Wait, why no \(s'\) supersource?
shortest paths from \(s\) assigns a new price to every vertex reachable from \(s\)
new prices don’t affect cycle costs anywhere
some vertices/edges don’t get repriced because not reachable
but then we won’t augment through them
So: if cannot reach, then (by induction) can’t ever reach.
Discarding doesn’t change max-flow or future shortest paths
Alternatively, add a large value to every vertex \(v\) not reachable from \(s\).
Makes edges from \(v\) to anything reachable from \(s\) very positive
And nothing goes from \(s\)-reachable to \(v\), so no negative.
Is SAP strongly polynomial for MCF?
no
we had length-1 edges when we did SAP for max-flow
and SAP increased distance to \(n\) to finish, no dependence on numbers
but now our lengths are edge costs—numeric, maybe large
so progress in distance is no longer a number-independent measure
Special case algorithm:
integer capacity edges (or at least small flow),
no negative cost edges.
so mincost circ 0, but min-cost flow maybe not
one unit of flow per (integer) augmentation
Time analysis: \(O(mf\log n)\) for flow of value \(f\)
so \(O(mn\log n)\) for typical unit capacity graph
since capacity of flow at most \(n\).
Note: don’t need explicit prices to run
prices don’t change which paths are shortest
but with good prices, can use Dijkstra’s fast algorithm.
Limitations:
unit capacity
no negative edges
Lets handle negative arcs.
Min-cost circulation
Still unit-cap edges (or at least small flow)
Can’t do shortest paths to eliminate
So, try brute force
saturate all negative arcs
creates excesses, deficits
now, need to send excess back to deficits
find min-cost flow in residual graph
(know one exists, namely saturations)
sum of saturations and flow back is circulation
and, since min cost flow back, min-cost circulation
now, no negative arcs
so shortest augmenting path works
total excess is \(m\)
so \(m\) augmentations send it back
time \(O(m^2\log m)\)
Handle min-cost flow via max-flow plus above min-cost circulation
Scaling Min-Cost flow
Capacity Scaling
Scale in capacity bits one at a time. (Edmonds Karp 1972)
min-cost circulation problem
in scaling step, double capacities, possibly add 1
double flow values
changes residual capacities by at most 1
so some negative reduced cost arcs might get capacity 1
how fix? just like unit case
saturate all negative cost arcs (creates excess, deficits)
find min-cost flow to ship excesses to deficits (know one exists)
total excess \(O(m)\)
so \(O(m)\) shortest augmenting paths solve
time \(O(m^2 \log n)\)
\(O(\log U)\) phases
total \(O(m^2 \log n \log U)\).
Cost Scaling
HW
Complementary Slackness
Looking ahead to linear programming.
what do merchants do? think about reduced costs.
if reduced cost positive, noone will ship: flow 0 on edge
if negative, will ship: flow equals capacity on edge
if 0, don’t care: flow arbitrary on edge.
flow with these properties has complementary slackness:, another optimality condition.
complementary slackness implies optimal, since no residual negative reduced cost arcs
suppose optimal. assign prices so no residual negative cost arcs. implies any negative reduced cost original arc is saturated, any positive reduced cost arc empty (since reverse would have neg cost)
Complementary slackness is on original graph, corresponds to feasible pricing on residual graph
Given feasible price function, can find opt flow easy:
delete positive redued cost arcs (no flow in optimum)
saturate negative arcs
creates excesses/deficits at nodes
ship excesses to deficits on 0-cost arcs
know this can be done, since optimum does
do by creating supersource for excesses, supersink for deficits, finding max-flow on 0 arcs
saw converse: given flow, need to compute optimum distances.

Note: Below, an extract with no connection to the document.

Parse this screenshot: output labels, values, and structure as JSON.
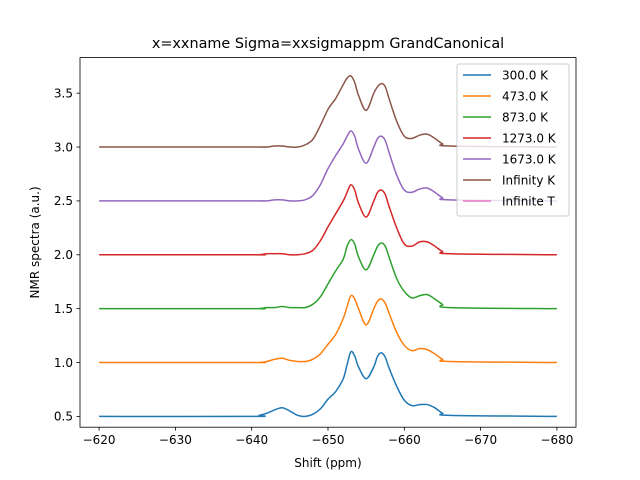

So min-cost flow really is max-flow plus shortest paths!
some flow algs use prices implicitly, to prove correctness
others use explicitly, to guide solution.
Conclusion
Finish remarks on min-cost flow.
Strongly polynomial algorithms exist.
Tardos 1985
minimum mean-cost cycle
reducing \(\epsilon\)-optimality
“fixing” arcs of very high reduced cost
best running running time roughly \(O(m^2)\)
best scaling time (double scaling) \(O(mn \log\log U \log C)\).